The correct URL apparently is:

[http://www.cs.utah.edu/flux/oskit/](http://www.cs.utah.edu/flux/oskit/)

------
rnd0
1997? The OSKit is old enough to go out and drink beer now, yikes.

They stopped development on it shortly after this, didn't they? Like within 4
years? It's easy to see why, given changes in the codebases that they pulled
from (Linux, NetBSD, FreeBSD) to support newer hardware.

It's been over 15 years but the impression I have is that the complexity and
need for "glue" makes OSKit impractical for learning,and the dated nature of
the drivers makes it impractical for cherry picking.

I wonder if we have anyone from the osdev community/forums here interested in
commenting.
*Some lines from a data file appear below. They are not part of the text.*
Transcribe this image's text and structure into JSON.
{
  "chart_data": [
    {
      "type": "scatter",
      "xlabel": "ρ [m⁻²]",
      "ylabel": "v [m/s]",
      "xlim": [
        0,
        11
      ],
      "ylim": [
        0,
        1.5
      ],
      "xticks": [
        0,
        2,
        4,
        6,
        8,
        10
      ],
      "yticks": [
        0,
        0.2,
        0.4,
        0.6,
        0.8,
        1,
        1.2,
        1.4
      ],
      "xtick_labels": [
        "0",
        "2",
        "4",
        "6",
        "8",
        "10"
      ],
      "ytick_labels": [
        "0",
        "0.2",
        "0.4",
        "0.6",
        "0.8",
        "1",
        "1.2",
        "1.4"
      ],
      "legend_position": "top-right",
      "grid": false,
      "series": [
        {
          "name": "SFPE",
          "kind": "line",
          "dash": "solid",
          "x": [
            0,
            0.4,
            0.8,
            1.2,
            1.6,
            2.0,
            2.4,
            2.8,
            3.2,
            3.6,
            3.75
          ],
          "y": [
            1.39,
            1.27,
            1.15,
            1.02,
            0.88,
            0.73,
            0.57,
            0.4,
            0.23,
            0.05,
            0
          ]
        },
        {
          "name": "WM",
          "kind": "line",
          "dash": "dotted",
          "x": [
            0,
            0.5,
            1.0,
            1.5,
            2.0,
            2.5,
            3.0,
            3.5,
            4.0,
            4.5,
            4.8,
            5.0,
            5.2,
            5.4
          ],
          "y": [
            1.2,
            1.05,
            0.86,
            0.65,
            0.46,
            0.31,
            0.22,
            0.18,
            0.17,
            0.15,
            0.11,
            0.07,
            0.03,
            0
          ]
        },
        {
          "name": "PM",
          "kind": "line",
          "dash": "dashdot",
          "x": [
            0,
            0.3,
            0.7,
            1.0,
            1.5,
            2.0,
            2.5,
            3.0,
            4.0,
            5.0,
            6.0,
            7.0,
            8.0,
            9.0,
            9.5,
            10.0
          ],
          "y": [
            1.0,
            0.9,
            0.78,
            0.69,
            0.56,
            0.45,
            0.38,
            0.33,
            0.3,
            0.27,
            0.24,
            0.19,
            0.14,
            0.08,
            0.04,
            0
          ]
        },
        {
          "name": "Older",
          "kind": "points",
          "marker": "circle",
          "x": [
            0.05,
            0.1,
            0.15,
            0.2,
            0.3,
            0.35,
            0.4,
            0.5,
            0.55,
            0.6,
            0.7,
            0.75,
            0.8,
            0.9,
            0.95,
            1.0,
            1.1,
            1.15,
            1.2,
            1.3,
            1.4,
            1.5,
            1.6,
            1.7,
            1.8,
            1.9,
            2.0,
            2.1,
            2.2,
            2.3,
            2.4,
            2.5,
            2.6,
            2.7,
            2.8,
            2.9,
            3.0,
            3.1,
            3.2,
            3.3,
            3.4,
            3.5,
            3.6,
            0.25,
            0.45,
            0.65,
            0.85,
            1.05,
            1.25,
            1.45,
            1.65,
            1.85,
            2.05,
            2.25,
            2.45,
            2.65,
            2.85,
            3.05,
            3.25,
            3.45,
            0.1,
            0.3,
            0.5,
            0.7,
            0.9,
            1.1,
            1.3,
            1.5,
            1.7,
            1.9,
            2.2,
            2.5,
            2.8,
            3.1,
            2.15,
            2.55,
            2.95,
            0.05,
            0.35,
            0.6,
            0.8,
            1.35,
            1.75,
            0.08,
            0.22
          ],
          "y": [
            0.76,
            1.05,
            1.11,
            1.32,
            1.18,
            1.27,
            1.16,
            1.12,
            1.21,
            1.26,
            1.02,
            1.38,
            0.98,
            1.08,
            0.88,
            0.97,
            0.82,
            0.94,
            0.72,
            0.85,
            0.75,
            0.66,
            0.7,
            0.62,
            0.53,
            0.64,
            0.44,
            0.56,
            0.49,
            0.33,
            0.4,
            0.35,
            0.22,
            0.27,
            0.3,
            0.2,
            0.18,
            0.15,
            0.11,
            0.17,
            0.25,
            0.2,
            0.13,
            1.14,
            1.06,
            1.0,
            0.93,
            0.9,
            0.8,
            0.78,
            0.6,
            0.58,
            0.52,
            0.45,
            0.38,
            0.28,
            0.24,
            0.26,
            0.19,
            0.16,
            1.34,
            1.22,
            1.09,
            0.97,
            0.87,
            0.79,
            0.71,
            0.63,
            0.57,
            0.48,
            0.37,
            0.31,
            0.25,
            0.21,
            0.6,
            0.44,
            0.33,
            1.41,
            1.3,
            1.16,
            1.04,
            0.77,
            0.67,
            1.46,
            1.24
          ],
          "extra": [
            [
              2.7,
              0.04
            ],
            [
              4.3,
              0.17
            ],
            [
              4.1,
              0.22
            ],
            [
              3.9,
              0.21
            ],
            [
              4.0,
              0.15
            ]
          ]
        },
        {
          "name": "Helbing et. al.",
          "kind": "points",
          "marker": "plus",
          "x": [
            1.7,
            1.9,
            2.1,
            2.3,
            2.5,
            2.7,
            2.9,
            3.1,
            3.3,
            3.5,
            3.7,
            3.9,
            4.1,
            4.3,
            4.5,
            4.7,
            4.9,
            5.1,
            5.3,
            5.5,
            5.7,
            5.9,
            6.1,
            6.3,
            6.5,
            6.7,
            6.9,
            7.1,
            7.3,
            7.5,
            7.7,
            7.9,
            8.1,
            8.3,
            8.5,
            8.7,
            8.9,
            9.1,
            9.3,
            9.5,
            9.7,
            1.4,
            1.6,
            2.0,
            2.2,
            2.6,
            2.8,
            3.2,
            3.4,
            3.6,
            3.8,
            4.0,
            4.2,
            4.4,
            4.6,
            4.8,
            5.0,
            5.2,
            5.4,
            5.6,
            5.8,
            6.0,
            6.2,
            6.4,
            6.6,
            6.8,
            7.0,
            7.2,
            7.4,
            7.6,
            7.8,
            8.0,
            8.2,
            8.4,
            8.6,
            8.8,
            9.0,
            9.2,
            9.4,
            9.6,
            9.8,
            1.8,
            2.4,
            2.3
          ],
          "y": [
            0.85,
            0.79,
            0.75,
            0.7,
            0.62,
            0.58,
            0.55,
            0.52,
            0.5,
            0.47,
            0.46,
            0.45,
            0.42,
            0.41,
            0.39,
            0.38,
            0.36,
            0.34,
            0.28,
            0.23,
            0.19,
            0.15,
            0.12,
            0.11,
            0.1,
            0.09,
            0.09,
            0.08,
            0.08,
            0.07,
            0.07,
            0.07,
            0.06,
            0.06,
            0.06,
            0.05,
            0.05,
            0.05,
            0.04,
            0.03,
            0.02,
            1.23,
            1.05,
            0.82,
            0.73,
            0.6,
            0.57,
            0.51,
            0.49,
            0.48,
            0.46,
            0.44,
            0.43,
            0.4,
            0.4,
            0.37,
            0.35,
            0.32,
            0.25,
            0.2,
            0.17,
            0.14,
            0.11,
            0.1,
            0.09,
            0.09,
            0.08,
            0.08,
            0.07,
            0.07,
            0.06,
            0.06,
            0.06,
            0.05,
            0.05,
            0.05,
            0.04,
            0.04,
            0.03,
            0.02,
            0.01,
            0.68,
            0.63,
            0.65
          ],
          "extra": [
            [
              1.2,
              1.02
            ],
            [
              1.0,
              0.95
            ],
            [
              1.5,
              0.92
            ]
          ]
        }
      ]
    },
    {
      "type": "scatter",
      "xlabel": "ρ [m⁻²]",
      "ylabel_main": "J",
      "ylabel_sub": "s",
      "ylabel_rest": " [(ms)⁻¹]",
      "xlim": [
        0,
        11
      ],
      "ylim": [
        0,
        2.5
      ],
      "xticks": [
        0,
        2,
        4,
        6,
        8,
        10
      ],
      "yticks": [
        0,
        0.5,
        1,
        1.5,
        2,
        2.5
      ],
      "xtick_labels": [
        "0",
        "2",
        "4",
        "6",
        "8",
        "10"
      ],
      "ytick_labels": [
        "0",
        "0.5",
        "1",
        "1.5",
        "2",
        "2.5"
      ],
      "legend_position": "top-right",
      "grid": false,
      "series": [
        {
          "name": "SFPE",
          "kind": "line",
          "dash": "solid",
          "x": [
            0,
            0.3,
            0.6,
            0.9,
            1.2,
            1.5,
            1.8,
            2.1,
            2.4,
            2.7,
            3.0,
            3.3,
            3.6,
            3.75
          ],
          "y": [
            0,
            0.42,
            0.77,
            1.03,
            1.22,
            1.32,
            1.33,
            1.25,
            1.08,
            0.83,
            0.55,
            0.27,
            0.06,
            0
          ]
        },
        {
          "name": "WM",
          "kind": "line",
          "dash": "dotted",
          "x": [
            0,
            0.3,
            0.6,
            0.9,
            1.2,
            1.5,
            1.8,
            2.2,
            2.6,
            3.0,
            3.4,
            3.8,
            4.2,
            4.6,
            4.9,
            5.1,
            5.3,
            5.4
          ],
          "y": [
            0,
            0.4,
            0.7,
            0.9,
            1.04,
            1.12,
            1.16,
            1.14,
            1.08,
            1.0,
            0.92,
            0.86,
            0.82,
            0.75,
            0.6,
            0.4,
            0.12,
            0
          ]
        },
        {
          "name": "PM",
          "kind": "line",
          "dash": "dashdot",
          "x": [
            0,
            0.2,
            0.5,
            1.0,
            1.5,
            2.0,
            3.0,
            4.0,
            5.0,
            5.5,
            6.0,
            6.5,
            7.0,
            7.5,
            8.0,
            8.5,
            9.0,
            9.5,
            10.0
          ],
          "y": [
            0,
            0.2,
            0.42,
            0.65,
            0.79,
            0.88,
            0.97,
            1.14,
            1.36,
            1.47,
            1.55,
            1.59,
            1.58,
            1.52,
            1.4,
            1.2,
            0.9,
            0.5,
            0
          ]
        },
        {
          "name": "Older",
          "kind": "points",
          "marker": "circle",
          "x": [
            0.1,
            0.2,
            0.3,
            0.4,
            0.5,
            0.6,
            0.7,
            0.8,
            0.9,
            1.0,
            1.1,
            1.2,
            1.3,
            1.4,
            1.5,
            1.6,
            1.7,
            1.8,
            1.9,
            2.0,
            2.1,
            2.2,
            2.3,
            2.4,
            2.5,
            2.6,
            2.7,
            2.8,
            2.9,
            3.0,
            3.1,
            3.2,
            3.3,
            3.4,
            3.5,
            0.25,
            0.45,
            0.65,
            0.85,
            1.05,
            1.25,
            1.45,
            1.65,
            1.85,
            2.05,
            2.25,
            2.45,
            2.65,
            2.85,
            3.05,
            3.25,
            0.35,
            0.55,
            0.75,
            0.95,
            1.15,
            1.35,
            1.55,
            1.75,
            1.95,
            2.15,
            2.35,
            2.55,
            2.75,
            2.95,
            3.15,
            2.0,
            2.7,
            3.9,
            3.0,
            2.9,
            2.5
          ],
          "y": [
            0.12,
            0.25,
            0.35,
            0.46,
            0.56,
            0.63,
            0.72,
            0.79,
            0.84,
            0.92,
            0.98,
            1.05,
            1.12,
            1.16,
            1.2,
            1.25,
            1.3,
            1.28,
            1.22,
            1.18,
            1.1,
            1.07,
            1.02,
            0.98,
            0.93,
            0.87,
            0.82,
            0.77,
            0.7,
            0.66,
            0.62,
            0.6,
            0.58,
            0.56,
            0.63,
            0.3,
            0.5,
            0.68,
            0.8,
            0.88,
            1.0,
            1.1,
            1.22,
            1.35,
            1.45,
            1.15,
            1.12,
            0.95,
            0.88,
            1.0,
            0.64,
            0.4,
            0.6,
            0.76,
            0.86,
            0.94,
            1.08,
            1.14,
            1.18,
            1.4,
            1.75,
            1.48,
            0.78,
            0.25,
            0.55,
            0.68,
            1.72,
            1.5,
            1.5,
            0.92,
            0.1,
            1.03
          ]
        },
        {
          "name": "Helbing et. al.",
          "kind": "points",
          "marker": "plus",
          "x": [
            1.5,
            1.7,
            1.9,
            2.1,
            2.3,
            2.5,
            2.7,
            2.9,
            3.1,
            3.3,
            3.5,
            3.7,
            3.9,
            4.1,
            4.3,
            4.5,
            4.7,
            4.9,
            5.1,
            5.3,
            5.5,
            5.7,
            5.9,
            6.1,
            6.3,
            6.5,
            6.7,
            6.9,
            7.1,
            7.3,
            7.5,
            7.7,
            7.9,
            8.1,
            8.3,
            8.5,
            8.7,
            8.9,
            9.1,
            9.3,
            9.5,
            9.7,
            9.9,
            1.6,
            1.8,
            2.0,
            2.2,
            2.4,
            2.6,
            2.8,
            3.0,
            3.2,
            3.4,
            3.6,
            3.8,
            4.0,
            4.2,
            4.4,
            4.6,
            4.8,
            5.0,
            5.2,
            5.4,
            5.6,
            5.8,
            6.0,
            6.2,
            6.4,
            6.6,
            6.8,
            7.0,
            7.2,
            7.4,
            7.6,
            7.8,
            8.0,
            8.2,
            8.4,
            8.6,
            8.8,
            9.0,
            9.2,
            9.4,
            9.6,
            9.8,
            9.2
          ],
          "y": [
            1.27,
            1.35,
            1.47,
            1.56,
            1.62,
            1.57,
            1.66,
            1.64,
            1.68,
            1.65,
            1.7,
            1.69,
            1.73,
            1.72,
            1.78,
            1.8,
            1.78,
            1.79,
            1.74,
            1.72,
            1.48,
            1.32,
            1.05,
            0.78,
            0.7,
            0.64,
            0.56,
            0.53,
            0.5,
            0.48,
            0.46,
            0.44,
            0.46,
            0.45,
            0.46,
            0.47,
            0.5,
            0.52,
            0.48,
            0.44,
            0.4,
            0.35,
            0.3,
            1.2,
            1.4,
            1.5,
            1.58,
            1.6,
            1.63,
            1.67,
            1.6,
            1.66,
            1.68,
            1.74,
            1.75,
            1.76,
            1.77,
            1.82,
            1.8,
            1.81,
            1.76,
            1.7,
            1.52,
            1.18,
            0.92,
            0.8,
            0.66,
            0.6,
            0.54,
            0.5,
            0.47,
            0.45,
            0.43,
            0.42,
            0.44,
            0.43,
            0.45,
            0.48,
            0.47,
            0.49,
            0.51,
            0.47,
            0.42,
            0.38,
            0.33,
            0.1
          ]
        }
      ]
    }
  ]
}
It seems like the kind of thing they'd be very disapproving of[1].

[1][https://wiki.osdev.org/Duct_von_Tape](https://wiki.osdev.org/Duct_von_Tape)

------
adamnemecek
Reminds me of genode

[https://genode.org](https://genode.org)

[https://en.m.wikipedia.org/wiki/Genode](https://en.m.wikipedia.org/wiki/Genode)

------
troglobit
Wow, I have fond memories from when we tried porting GNU/Hurd to this. Good
times!
[https://www.gnu.org/software/hurd/microkernel/mach/history.h...](https://www.gnu.org/software/hurd/microkernel/mach/history.html)

------
snaky
> We built our system, called ML/OS, by porting the Standard ML of New Jersey
> (SML/NJ) implementation [6] to run on a PC using the OSKit. SML/NJ is a
> complex, Unix-based system comprising about 144,000 lines of code, in over
> 1000 source files. The run-time model used by SML/NJ is fairly exotic - for
> example, the system runs completely without a stack, using instead very
> aggressive heap-allocation and garbage-collection techniques to manage
> procedure frames.